Helena olhou para ele, depois para o chão. A vontade de se abrir era grande, mas o medo era maior.

— Não sei por onde começar.

— Começa pelo que pesa mais.

Ela respirou fundo. Olhou para o céu, que começava a escurecer, e disse:

— Minha mãe tem câncer. E me culpa por tudo. Pela doença, pela solidão, pela vida que ela não teve.

Rafael não disse nada. Apenas escutou. E isso, para Helena, já era muito.

— Eu cuido dela todos os dias. Trabalho, volto pra casa, ouço críticas, engulo o choro. E quando algo bom acontece... eu me sinto culpada.

— Por quê?

— Porque parece errado sentir alegria quando ela está sofrendo.

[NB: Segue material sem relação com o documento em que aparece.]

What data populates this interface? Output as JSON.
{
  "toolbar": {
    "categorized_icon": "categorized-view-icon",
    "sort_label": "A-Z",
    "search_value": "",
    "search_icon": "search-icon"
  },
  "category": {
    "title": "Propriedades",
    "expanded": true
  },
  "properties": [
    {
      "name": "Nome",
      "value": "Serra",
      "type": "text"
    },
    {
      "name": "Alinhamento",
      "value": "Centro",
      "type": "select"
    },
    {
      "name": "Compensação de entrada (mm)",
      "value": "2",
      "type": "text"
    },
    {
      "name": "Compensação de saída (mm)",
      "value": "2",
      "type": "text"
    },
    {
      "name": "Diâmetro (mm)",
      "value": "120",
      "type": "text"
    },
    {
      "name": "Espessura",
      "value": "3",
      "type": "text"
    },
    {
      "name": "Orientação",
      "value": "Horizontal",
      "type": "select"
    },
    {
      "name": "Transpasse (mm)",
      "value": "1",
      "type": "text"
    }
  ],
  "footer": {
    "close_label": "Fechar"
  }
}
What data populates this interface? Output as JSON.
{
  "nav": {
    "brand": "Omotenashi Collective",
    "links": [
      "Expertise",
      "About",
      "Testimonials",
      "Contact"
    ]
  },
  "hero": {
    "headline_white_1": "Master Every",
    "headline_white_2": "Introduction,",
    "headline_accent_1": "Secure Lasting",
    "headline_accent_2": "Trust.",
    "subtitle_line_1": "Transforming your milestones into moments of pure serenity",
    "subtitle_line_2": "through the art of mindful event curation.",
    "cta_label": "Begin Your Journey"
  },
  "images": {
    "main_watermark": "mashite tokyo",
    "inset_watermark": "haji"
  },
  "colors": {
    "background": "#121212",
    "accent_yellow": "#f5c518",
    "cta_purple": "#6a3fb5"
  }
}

Rafael se aproximou, com cuidado.

— Você tem direito à sua vida, Helena. À sua dor. À sua alegria. Cuidar de alguém não significa desaparecer.

Ela sentiu os olhos marejarem. Queria acreditar naquelas palavras, mas não sabia como.

— Eu não sei quem sou fora disso.

— Então talvez seja hora de descobrir.

Ele estendeu um papel com seu número de telefone.

— Quando quiser conversar. Ou apenas respirar.

Helena pegou o papel com mãos trêmulas. Sorriu, pequeno. Mas verdadeiro.

Ao chegar em casa, a mãe estava sentada no sofá, com os olhos semicerrados.

— Demorou. Vai me deixar morrer aqui?

Helena entregou os remédios, preparou o jantar, ouviu as críticas. Mas algo nela havia mudado. Uma fresta de luz havia entrado. E mesmo que pequena, era suficiente para fazer o silêncio gritar de outro jeito.

Naquela noite, enquanto lavava a louça, pensou em Rafael. No modo como ele a escutou. Nas palavras que disse. E pela primeira vez em muito tempo, sentiu vontade de escrever de novo.

Pegou o caderno e escreveu:

“Talvez eu esteja aprendendo a respirar. Mesmo com o peso da casa.”